Thankful for my body. Yes thankful to my body that was in a lot of pain.
It’s so easy to blame and judge our bodies. To beat them up when they don’t work as we
want them to. My poor ear got attacked and it was doing all that is could to fight off the
infection. Bodies get injured and sick. Bodies age. That’s what bodies do and usually they
are blamed for it. In reality, they are doing their best with what they have got to keep us
alive and ticking. I think that deserves recognition and a whole lot of appreciation.

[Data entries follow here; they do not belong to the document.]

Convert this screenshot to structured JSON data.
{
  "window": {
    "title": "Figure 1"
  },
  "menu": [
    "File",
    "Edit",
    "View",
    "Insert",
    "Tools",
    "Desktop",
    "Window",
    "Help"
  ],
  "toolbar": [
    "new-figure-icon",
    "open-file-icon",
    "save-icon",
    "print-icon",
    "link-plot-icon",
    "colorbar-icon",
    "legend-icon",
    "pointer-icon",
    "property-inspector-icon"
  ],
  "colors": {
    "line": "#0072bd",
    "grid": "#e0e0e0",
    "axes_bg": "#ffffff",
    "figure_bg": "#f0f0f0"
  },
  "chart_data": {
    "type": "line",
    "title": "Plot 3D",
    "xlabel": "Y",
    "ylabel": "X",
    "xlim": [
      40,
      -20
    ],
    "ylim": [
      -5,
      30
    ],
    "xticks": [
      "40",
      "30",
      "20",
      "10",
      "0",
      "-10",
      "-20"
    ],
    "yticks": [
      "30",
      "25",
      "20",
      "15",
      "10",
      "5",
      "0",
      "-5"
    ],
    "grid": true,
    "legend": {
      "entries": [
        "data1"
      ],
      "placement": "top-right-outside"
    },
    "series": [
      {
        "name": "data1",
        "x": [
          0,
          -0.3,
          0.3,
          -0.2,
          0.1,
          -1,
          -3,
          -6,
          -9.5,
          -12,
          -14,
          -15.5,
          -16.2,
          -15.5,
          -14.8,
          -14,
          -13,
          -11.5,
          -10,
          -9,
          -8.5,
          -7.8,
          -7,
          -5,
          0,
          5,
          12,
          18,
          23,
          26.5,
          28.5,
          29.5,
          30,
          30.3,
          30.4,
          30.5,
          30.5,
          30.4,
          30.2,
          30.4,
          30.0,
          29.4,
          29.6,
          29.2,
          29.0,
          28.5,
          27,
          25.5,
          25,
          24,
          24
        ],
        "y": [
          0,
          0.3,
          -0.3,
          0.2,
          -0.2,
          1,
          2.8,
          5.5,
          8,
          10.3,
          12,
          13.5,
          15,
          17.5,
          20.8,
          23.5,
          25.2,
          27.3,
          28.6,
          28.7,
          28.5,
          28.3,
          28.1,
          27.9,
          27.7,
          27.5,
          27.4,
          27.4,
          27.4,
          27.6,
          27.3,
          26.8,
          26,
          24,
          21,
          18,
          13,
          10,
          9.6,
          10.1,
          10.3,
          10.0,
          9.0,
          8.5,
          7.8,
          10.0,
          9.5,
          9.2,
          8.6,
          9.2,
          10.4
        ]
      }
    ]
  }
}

Of course it’s not easy to do when we are sick and in pain. But when we can, the pain, the
sickness, is so much easier to bear. Remember reading above, science has proven that
gratitude alleviates physical pain. It does. There is still pain but instead of being in conflict
with the pain, fighting the pain, we are befriending it. We are turning towards the difficult
sensations with our superpower. “Thank you body for doing your best. I know it is
really hard right now.”
Finally, how do we cultivate more gratitude “when things are fine?” This is the neutral
flavour, which I find can be the most tricky. We tend to tune out when things are just
flowing along. We distract ourselves and don’t fully pay attention to what is going on. This
leads to more automatic pilot living, which is a duller, more disconnect life.
One way to remember to practice gratitude in the normal moments is with a gratitude
stone. I love collecting tiny smooth stones from beaches or river beds. I often gift them to
others. Inviting people to keep them in the pocket of a favourite jacket or bag. Each time
your hand comes in contact with the stone, you pause and think of one thing you are
grateful for. Then you move on with your day.
It is a simple act and can read as cheesy, but I swear it makes a difference. The more we
practice gratitude, the more me make this a neural pattern. Changing it from a trait to a
state. Hebb’s Law states, “neurons that fire together, wire together.” Making happiness
easily accessible in our day to day living no matter what we currently encountering.
I will leave you with one last bit of science pertaining to our superpower. Expressing and
feeling gratitude affect the brain differently. There is more activity in the medial prefrontal
cortex when one expresses gratitude.
So feeling grateful is one thing, but expressing it is something that much more powerful. So I invite to do all the above out loud. Or if that is not your style, write it down. It’s pretty awesome knowing you have a superpower. It is even more fantastic using. Enjoy!